The maritime data sector is now enjoying a new level of prominence and enthusiasm, and Big Data is the buzzword of the moment.
However, Nicholls warns that the industry shouldn’t lose sight of the human element, which is still vital.
“We need to work in a way that augments and complements good seamanship. How this plays out for us is partly that safety is at the heart of everything we do,” says Nicholls. He suggests that the data industry needs to listen – to ask what shipping and seafarers need to know first, rather than creating solutions in search of problems.
Nicholls notices that there is a tendency towards a gold rush and futuristic mentality within the shipping industry around the power of Big Data.
“The danger is that if you’re continually rushing around, adopting each new thing that comes your way, you risk losing sight of the bigger picture. For example, you might come across a new, advanced method for optimizing trim. However, no matter how finely optimised this is, if there’s a poorly thought out course change, or a security incident, all of this comes undone,” Nicholls warns.

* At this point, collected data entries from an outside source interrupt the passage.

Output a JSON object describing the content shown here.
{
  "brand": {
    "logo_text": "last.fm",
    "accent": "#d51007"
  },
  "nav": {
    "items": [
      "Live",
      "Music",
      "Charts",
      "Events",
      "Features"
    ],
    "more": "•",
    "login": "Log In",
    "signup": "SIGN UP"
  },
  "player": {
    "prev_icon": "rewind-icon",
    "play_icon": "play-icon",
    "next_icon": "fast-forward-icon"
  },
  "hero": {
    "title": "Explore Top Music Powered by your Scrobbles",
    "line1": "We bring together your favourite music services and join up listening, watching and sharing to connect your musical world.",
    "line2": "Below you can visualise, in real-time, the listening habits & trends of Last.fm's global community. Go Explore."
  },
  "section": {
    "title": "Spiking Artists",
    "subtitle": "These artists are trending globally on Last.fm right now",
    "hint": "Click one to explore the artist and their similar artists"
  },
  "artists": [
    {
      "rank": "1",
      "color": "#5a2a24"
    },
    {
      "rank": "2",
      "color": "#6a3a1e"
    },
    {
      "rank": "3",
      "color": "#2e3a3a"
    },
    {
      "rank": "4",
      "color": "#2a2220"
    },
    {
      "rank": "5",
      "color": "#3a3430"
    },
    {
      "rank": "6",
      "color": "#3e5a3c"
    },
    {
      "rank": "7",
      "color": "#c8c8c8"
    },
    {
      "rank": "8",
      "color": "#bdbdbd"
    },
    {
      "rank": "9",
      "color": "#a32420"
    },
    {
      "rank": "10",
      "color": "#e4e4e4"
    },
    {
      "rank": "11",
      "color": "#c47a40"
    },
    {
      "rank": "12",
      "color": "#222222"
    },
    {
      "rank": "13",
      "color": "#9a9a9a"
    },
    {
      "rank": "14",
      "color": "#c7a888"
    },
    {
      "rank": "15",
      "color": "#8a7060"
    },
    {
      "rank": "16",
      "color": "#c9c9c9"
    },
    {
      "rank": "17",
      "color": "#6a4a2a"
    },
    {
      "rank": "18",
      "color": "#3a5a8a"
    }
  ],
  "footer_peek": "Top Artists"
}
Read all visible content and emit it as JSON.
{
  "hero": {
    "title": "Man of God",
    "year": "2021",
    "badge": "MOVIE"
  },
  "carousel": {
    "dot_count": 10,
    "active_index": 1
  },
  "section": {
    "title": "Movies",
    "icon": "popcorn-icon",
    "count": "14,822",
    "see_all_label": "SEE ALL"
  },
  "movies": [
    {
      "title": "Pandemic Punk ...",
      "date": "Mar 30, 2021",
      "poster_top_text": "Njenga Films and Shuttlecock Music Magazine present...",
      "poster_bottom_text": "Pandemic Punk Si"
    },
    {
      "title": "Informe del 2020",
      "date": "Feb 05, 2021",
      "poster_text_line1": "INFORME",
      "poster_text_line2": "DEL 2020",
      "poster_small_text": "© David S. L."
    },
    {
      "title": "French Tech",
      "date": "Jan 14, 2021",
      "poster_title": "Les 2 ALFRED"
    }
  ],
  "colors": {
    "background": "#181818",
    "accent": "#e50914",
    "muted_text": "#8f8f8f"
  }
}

Similarly, he sees a lot of companies where data is siloed.
“Different departments might not even realise that they have datasets that can help each other, and the potential benefits, shared learnings and efficiency gains are being lost,” Nicholls observes. “This is why we’re focusing so much on building a broad, open platform that encompasses the whole of the voyage.”
Nicholls believes there’s also a lot of work to be done guiding the industry through its digital transition.
Given the current challenging market conditions, shipowners and operators aren’t in a position to adopt the ‘move fast and break things’ approach to technology adoption that has prevailed in other industries.
“The world is changing fast, but not overnight. If we can help our users adopt technology at a pace that’s manageable for them, it’s going to be better for everyone, rather than forcing people to adopt the latest new shiny solution that they are not necessarily in a position to realise the full benefit from. It’s a journey that we need to help them navigate, step-by-step,” Nicholls concludes.